Bildtext einblenden
Die Tage der Polizeistation Reit im Winkl sind gezählt. Am 1. September ist Schluss.

Polizeistation Reit im Winkl wird zum 1. September geschlossen

Reit im Winkl – Die Polizeistation in Reit im Winkl gibt es seit 1894, damals hieß sie noch »Gendarmeriestation«. 1960 wurde sie in die bayerische Polizei eingegliedert. Nun soll Schluss sein – was im Ort sehr bedauert wird. Das Polizeipräsidium Oberbayern Süd nennt als Grund »die Steigerung der Effizienz«. Aufgrund der vergleichsweise geringen Einsatzzahlen und der Nähe zur Polizeistation Grassau (18 Kilometer) habe man entschieden, die Polizeistation in Reit im Winkl zu schließen, wie Stefan Sonntag, einer der Sprecher des Polizeipräsidiums Oberbayern Süd, sagt.


»Durch die Integration in die Polizeiinspektion Grassau ergeben sich Synergieeffekte, zum Beispiel im Bereich der Veranstaltungsbetreuung, der Einsatzbewältigung sowie der Flexibilisierung bei der Dienstverrichtung«, betont der Polizeihauptkommissar.

Derzeit seien in Reit im Winkl noch drei Beamte/Beamtinnen im Dienst. Die Polizeiinspektion Grassau habe nachts den Bereich der Polizeistation Reit im Winkl bereits mitbetreut – sowie tagsüber gegebenenfalls unterstützt. Im Jahr 2020 habe es dort 215 Einsätze gegeben, vergangenes Jahr 242 Einsätze, wie Sonntag sagt. Er betont, dass solche Entscheidungen nicht »einfach so« getroffen würden. »So etwas wird gut überlegt.« Wichtig bei solchen Entscheidungen sei immer die »Beibehaltung des hohen Sicherheitsniveaus«.
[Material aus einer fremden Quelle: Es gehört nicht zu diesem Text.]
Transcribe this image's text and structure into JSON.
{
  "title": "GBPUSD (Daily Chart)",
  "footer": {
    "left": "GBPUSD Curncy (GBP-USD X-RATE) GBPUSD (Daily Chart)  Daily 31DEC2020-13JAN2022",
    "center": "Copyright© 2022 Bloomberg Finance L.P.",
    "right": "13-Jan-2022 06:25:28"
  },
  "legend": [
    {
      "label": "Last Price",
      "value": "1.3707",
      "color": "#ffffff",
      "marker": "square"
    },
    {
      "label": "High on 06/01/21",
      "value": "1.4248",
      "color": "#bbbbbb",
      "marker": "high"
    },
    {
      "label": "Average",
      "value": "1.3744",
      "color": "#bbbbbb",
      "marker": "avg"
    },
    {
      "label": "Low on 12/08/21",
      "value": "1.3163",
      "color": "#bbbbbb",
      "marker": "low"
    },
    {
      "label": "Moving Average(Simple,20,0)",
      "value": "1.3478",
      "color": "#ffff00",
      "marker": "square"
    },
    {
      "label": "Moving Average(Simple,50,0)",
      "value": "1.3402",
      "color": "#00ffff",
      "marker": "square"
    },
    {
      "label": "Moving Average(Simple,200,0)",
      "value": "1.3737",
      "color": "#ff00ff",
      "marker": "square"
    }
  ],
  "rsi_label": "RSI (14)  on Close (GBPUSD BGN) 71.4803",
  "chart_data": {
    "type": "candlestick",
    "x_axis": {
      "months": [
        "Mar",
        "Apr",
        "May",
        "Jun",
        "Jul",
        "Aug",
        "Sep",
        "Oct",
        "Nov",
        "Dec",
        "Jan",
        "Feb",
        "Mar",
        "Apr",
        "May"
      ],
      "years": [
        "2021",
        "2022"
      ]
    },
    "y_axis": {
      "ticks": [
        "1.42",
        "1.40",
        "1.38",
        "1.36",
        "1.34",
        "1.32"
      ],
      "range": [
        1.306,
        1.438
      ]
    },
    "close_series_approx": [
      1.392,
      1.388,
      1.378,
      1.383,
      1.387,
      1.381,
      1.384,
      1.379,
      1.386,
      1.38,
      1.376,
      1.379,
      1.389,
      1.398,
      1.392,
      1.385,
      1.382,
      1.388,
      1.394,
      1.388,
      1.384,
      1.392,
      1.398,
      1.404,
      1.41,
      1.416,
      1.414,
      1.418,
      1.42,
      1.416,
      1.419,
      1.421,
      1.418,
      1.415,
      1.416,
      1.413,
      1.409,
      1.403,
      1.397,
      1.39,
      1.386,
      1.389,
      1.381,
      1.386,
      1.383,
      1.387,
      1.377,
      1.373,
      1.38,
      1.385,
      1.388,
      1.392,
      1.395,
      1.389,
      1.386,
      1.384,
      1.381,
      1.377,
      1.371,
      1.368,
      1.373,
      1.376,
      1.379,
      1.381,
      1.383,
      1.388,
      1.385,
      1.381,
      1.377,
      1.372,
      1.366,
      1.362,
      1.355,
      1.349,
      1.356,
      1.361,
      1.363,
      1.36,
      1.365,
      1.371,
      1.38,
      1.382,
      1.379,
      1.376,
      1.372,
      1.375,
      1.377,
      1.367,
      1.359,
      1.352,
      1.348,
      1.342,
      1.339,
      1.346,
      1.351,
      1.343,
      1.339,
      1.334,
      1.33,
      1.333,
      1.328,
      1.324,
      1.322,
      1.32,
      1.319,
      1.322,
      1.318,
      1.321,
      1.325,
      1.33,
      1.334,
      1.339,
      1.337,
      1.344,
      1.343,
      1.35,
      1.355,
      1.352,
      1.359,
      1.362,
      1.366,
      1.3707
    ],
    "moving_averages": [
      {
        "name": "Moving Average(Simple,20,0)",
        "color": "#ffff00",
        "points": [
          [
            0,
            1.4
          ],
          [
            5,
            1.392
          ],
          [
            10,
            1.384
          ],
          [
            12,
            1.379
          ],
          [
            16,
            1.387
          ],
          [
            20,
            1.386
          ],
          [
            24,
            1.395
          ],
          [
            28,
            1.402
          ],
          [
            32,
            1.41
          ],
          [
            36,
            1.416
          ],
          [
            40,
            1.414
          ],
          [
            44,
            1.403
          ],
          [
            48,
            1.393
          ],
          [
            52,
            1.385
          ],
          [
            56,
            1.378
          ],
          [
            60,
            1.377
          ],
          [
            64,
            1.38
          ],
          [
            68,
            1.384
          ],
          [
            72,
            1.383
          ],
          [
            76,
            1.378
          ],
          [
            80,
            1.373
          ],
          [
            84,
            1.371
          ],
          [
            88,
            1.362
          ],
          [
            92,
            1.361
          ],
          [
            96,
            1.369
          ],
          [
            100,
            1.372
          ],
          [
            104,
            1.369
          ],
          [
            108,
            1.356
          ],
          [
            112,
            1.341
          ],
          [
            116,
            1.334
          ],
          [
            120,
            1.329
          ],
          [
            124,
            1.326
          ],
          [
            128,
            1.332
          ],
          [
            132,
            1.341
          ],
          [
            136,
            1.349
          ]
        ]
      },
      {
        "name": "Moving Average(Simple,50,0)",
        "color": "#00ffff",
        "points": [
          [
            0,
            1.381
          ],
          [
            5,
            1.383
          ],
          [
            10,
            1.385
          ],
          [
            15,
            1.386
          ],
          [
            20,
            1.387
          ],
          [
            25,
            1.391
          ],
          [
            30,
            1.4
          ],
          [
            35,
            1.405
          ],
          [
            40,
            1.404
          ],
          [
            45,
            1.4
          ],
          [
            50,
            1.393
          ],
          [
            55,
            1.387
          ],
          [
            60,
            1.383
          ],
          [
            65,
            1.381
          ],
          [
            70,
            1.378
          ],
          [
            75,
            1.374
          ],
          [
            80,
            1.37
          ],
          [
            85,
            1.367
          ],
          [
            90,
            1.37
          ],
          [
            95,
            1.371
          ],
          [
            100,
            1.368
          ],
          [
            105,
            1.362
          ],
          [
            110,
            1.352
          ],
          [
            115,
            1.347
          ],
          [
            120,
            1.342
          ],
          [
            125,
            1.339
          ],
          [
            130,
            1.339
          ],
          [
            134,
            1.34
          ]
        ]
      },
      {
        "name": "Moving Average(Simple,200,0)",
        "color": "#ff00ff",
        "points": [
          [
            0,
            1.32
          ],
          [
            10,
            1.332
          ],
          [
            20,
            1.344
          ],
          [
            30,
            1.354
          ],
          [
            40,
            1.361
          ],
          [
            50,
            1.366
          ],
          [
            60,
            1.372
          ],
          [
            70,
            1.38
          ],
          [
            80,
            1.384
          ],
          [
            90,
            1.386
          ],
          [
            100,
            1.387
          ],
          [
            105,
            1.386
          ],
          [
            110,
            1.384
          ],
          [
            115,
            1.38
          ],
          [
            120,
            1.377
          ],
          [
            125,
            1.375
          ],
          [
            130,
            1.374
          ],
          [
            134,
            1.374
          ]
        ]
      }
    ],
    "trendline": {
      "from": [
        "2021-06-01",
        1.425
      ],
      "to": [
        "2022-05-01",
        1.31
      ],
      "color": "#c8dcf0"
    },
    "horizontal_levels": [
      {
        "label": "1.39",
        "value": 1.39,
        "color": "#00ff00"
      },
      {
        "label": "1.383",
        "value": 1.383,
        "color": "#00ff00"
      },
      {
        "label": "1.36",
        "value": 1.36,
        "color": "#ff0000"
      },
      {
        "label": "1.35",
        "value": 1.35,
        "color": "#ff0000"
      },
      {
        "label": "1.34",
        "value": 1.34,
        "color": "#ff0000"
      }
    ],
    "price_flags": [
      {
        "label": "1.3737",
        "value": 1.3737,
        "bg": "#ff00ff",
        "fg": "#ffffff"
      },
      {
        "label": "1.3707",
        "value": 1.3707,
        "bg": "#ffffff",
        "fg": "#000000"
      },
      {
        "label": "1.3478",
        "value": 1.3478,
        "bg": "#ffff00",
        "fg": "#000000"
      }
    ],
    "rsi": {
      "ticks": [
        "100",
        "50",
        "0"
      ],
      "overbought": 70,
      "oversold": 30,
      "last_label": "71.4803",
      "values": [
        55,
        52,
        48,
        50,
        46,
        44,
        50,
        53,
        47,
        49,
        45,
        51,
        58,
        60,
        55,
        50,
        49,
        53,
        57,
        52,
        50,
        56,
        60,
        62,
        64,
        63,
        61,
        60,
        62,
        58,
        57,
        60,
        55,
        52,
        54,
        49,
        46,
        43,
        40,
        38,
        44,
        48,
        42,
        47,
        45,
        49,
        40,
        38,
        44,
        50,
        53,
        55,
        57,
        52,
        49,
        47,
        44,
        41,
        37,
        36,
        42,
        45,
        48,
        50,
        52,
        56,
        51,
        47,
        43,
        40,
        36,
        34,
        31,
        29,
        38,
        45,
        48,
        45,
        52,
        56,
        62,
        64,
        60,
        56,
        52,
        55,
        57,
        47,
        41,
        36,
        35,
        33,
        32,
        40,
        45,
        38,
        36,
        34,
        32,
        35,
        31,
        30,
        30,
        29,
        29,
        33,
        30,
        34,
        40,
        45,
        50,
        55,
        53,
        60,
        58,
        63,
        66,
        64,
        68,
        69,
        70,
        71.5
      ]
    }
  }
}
»Eigentlich jeder hier im Ort bedauert, dass es bald keine Polizei mehr gibt«, sagt unserer Reit im Winkler Berichterstatter Sepp Hauser. Es sei einfach wichtig, dass die Polizei vor Ort sei, zum einen wegen der Sicherheit, zum anderen aber auch als Ansprechpartner. »Wenn was ist, kann man einfach in die Polizeistation gehen und nachfragen. Das geht dann nicht mehr«, bedauert Sepp Hauser.

Bei der Bürgerversammlung hatte auch Bürgermeister Matthias Schlechter diesen Schritt kritisiert. »Wir haben unser Unverständnis über die Aufgabe der Station gegenüber dem Polizeipräsidium Oberbayern Süd kundgetan.« Doch weder im telefonischen noch im schriftlichen Dialog habe sich an der Entscheidung etwas ändern lassen. Und auch der Weg über die örtlichen Parlamentsabgeordneten habe nichts gebracht, so Schlechter. Der Bürgermeister hofft aber zumindest, dass mit der Schließung in Reit im Winkl die Polizei in Grassau personell verstärkt wird. »Wir werden hier schon etwas im Stich gelassen – und das freut keinen«, sagt Matthias Schlechter im Gespräch mit dem Traunsteiner Tagblatt.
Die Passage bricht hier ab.